Lo que quede de ciudad para fin de este año —si es que la pésima gestión de Dío no la termina de destruir antes— ha de ser salvado por los que queden en pie con un poco de sapiencia, de oportunidad, de pensamiento de servicio; de los muy pocos que se dan cuenta de que ser alcalde no es para hacerse ricos o más ricos, sino para hacer avanzar la ciudad que nos merecemos.

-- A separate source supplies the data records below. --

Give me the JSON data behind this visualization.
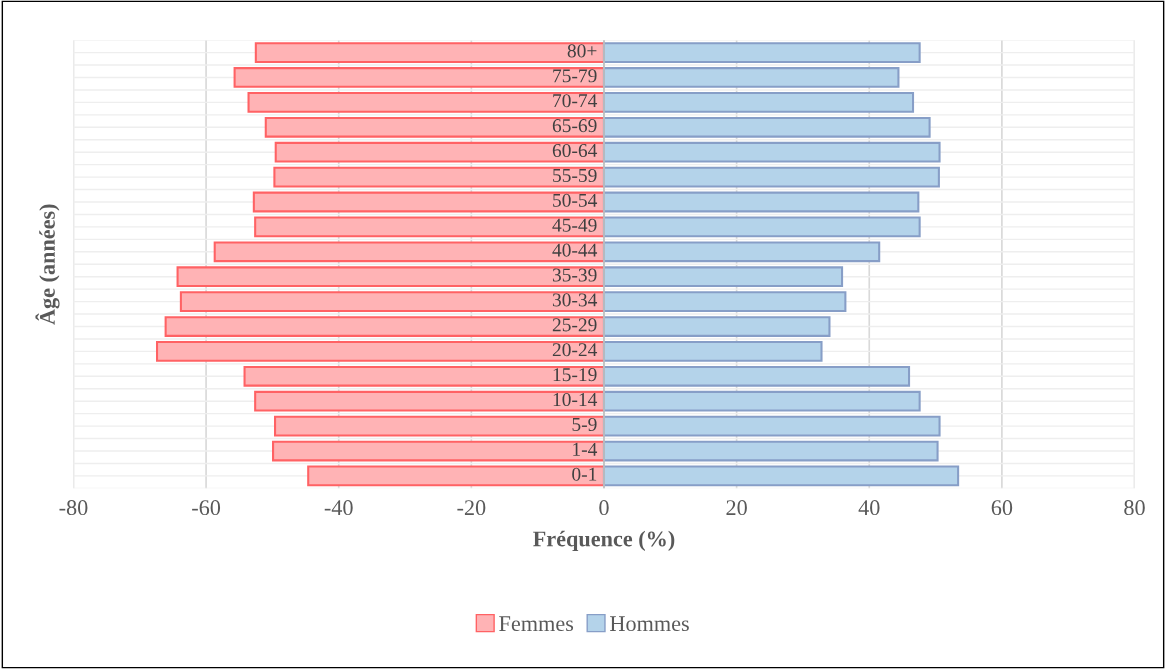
{
  "chart_data": {
    "type": "bar",
    "orientation": "horizontal",
    "xlabel": "Fréquence (%)",
    "ylabel": "Âge (années)",
    "categories": [
      "80+",
      "75-79",
      "70-74",
      "65-69",
      "60-64",
      "55-59",
      "50-54",
      "45-49",
      "40-44",
      "35-39",
      "30-34",
      "25-29",
      "20-24",
      "15-19",
      "10-14",
      "5-9",
      "1-4",
      "0-1"
    ],
    "series": [
      {
        "name": "Femmes",
        "color": "#ffb3b5",
        "values": [
          -52.5,
          -55.7,
          -53.6,
          -51.0,
          -49.5,
          -49.7,
          -52.8,
          -52.6,
          -58.7,
          -64.3,
          -63.8,
          -66.1,
          -67.4,
          -54.2,
          -52.6,
          -49.6,
          -49.9,
          -44.6
        ]
      },
      {
        "name": "Hommes",
        "color": "#b4d3ea",
        "values": [
          47.6,
          44.4,
          46.6,
          49.1,
          50.6,
          50.5,
          47.4,
          47.6,
          41.5,
          35.9,
          36.4,
          34.0,
          32.8,
          46.0,
          47.6,
          50.6,
          50.3,
          53.4
        ]
      }
    ],
    "xlim": [
      -80,
      80
    ],
    "xticks": [
      -80,
      -60,
      -40,
      -20,
      0,
      20,
      40,
      60,
      80
    ],
    "stacked": true,
    "grid": true,
    "legend": "bottom"
  }
}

Los insípidos que se enganchan a la política y que creen que visitando compañeritos se hace algo deben saber que quien no plante rodilla en tierra para defender la ciudad en estos momentos —en que el exceso de autoritarismo y la anti-gerencia destruyen lo logrado— no tendrá oportunidad. Se le abrirá la hemeroteca, los tbt de «¿dónde estabas mientras se comían nuestro presente?».
**El que leyó, que lea.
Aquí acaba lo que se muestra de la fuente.